Goat milking 101


I am having so much fun with my goats. When I decided to move to Fischer I was thinking that down the line I would want to get a milk cow but God had other plans. I did not think I liked goat’s milk or even goats for that matter but when Sally came into my life that all changed.


Sally belonged to my cousin but she is mine now along with one of her kids. The other kid will live down the street with my neighbor, David. David has milk goats also and we trade out all kinds of farming activities. I help him with homeopathy if any of his goats have trouble and he gives me lots of greens grown in his garden.


Sally is a sensitive goat. Probably a Fire or Water temperament. I am not to good at typing goats. She has had some rough handling in her life. I don’t think it was anything intentional but the story is that she got an infection when her horns were removed and she had to be doctored daily with a painful medicine. She is very jumpy and sometimes acts like she thinks I am going to hurt her. She does not panic though so I think she is more of a Fire or perhaps and Fire/Water cross.

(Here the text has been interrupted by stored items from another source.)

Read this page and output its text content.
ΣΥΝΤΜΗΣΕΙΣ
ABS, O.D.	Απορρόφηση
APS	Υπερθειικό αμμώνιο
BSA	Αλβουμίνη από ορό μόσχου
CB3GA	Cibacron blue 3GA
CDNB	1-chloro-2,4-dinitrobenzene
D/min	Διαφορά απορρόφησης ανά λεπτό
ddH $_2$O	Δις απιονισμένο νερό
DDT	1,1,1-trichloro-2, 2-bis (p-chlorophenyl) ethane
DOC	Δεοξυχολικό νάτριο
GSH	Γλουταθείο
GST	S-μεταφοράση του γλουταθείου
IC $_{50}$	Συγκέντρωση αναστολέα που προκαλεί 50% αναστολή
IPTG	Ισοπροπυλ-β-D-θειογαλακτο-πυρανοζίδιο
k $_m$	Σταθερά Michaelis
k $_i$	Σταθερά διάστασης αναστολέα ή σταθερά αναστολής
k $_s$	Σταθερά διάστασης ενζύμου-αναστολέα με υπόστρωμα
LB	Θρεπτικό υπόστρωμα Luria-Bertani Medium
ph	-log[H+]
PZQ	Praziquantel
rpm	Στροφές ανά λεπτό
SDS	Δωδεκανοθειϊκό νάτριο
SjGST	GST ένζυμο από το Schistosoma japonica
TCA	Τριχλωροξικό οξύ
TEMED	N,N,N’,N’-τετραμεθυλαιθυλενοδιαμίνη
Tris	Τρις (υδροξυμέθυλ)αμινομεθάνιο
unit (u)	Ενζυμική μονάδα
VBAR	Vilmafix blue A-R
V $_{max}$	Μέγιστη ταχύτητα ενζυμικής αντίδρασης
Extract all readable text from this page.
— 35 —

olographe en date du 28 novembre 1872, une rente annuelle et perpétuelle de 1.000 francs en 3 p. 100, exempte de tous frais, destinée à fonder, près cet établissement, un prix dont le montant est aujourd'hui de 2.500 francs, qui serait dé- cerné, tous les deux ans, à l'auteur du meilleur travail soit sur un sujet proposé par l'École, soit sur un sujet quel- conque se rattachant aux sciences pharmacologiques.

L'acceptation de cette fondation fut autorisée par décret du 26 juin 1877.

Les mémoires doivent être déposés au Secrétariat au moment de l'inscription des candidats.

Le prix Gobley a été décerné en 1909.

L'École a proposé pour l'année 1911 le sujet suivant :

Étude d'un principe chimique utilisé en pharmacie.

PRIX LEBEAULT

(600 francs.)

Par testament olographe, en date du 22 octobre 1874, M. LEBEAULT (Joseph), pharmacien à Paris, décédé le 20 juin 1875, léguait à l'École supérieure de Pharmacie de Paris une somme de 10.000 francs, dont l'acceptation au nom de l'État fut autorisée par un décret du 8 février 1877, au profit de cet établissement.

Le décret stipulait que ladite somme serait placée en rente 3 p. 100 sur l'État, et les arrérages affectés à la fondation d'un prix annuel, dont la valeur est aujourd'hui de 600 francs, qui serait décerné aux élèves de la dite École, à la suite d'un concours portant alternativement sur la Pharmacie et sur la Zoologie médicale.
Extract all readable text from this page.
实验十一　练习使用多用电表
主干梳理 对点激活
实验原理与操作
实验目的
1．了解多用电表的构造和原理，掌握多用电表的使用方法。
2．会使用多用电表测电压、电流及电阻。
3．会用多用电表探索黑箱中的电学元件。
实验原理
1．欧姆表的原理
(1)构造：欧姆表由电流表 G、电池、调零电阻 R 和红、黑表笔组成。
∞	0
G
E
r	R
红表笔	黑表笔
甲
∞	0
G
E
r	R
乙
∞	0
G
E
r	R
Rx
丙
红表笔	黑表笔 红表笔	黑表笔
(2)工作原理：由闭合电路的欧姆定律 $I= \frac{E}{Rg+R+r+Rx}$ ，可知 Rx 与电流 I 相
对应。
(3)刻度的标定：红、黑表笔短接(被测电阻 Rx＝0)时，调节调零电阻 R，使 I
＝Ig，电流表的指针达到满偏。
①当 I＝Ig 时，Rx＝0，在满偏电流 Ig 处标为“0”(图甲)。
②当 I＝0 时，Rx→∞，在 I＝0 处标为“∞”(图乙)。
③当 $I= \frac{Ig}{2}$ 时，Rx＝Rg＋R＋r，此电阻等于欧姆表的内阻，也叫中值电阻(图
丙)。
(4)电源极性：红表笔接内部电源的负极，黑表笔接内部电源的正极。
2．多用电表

Milking has gotten much easier. We have a routine where I put her in her small pen inside the bigger pen first thing in the morning before the kids nurse. I milk her then turn her out for the day with her babies so they can browse. About 3 or 4 in the afternoon she comes back into the pen and I again separate her for a few hours then milk her and put her back with her kids. It is still very important that she not run out of food while I am milking but I have figured out the amount that is needed to get the job done.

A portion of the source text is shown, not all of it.